How To Make Citrus Tea aka “White Coffee”
I have a love affair with citrus fruits– the way they look, the way they smell, the fact that their scent relieves stress and their juice boosts metabolism– all of it. And in recent years, I’ve specifically come to revere Meyer lemons, SoCal oranges, and Mexican limes– the kind of stuff that is best consumed in the winter and spring months on the coast of Southern California.
A few months ago when I was back in L.A., I was making some citrus tea with the rinds of a variety of citrus fruits I picked up at the Santa Monica Farmers Market, and GC CEO Daisy Helman asked me to share the recipe, since not everyone knows about the traditional referred to as “white coffee”– a citrus brew I originally encountered over macarons at Ladurée.
“White coffee” is the folk name for a non-caffeinated citrus “tea” made from boiling the rinds of citrus fruit– usually a medley of lemon, orange, and limes. The heat pulls volatile oils from the rind (the rind is what is used to make essential oils), which in turn flavor the tea.
Making citrus tea is a fun project for kids or people with a low tolerance for caffeine, and I personally like it because it’s a form of recycling and reuse– plus, the resultant flavors are gentle and refreshing.

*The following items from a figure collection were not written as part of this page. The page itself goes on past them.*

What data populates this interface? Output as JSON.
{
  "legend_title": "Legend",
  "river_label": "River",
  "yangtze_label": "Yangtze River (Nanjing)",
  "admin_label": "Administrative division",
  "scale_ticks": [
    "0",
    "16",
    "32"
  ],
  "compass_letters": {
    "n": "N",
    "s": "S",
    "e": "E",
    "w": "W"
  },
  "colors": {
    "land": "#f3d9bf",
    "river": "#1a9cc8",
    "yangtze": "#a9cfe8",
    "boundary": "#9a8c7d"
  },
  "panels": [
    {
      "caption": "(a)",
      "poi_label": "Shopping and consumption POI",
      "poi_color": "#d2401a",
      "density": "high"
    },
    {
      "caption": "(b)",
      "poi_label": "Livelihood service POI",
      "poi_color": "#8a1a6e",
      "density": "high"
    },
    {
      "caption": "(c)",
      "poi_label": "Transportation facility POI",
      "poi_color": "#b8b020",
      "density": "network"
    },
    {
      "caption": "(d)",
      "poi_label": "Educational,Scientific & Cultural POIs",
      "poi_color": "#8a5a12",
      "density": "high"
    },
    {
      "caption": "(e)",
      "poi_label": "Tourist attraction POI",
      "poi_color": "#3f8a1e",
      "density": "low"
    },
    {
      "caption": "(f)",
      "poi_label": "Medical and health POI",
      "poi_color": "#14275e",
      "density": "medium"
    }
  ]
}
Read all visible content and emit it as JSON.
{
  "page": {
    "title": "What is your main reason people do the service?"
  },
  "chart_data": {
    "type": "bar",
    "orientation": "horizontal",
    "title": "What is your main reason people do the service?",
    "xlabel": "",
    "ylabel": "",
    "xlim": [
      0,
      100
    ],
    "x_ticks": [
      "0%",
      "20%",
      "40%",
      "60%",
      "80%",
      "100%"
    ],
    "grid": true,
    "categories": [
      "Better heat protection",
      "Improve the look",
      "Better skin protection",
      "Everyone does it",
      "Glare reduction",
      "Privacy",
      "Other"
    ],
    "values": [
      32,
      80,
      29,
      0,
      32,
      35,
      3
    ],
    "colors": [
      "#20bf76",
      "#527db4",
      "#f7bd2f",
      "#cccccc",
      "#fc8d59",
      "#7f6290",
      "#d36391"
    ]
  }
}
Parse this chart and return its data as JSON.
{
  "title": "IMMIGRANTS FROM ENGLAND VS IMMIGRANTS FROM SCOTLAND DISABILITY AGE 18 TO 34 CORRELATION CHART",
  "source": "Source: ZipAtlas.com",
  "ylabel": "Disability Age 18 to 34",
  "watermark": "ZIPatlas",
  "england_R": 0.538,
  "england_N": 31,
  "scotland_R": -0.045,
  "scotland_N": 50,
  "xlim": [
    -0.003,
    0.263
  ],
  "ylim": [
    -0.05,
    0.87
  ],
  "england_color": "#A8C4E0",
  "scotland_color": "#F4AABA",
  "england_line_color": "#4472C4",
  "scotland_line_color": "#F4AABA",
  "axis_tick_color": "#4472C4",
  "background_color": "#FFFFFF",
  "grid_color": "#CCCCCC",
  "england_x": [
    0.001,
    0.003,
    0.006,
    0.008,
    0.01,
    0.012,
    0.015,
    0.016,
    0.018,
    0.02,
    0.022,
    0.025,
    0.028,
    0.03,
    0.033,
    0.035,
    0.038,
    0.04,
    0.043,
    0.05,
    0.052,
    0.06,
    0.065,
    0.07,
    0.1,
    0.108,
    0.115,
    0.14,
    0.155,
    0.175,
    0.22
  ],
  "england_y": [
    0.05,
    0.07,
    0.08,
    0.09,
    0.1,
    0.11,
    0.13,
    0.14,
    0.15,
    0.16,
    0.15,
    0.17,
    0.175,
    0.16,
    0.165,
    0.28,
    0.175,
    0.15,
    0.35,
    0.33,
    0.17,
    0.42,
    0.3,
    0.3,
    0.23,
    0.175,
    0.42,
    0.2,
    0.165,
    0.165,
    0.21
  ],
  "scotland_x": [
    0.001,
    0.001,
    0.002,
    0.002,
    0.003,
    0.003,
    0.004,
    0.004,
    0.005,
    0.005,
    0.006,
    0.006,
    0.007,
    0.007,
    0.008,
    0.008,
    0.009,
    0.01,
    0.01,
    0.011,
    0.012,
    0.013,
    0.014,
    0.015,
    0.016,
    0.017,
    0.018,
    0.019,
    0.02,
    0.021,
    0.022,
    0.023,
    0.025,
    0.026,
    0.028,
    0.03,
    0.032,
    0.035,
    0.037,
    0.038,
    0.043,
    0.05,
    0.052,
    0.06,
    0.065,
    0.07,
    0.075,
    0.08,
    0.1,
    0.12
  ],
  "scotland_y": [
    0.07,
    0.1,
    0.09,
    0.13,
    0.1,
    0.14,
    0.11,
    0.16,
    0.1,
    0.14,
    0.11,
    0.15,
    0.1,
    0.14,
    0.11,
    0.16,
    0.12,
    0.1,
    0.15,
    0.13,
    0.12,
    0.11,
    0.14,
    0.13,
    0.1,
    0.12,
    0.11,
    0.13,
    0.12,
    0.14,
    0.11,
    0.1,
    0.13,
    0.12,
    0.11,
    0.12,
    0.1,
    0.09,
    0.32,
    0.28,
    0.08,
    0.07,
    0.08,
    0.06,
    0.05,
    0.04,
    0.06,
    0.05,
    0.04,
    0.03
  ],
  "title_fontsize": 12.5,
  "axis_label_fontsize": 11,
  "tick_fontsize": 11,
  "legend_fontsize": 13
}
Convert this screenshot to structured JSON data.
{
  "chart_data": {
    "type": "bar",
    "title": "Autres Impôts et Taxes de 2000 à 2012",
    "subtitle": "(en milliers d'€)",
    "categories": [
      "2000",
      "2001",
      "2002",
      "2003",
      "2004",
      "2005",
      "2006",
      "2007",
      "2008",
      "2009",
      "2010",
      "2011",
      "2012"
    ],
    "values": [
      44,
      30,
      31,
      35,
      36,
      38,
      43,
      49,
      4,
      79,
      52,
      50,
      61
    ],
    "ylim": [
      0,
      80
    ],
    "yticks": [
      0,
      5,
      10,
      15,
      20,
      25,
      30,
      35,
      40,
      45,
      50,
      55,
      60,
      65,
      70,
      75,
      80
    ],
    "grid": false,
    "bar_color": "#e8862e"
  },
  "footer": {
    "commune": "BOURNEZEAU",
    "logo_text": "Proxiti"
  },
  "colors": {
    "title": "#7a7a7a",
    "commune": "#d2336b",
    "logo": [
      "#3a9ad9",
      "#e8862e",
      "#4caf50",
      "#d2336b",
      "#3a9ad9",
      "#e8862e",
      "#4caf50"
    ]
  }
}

I make this tea every time I’m in California during the winter months, when the especially nuanced flavors of the region take center stage– huge Oro Blanco grapefruit, super-sweet cocktail grapefruit, Texas Ruby star, Sweet Kumquats, Satsuma Mandarin, Meyer lemons, Kishu Mini Mandarin, and my favorite: Persian Lemon, which is something of a crown jewel that usually only grows in California during the wintertime. (Persian lemons are circular and sweet as sugar; I often refer to them as “lemonade in fruit form”.)
Making citrus tea is also as simple as it sounds: simply slice up a selection of rinds from your favorite citrus fruits and infuse them with boiling water (you can parcel them into tea bags if you don’t have an infuser, or boil them in a pot and remove the rinds before pouring).
Above, I cut up a selection of rinds from Meyer lemons, satsumas, ruby grapefruit, limes, and regular lemons, aka Eureka lemons. (Eureka lemons are the “common” lemon that can be found in the grocery store year-round. Meyer lemons, a native of California, are much sweeter and highly recommended for this brew– but play to your taste.)
The scent of citrus is said to calm nerves, so the experience of making citrus tea is as relaxing as it is delicious and visually stimulating. Like a Japanese tea ceremony, these are ingredients to revere. Worship is in the eye of the beholder, but this is a tea worth believing in.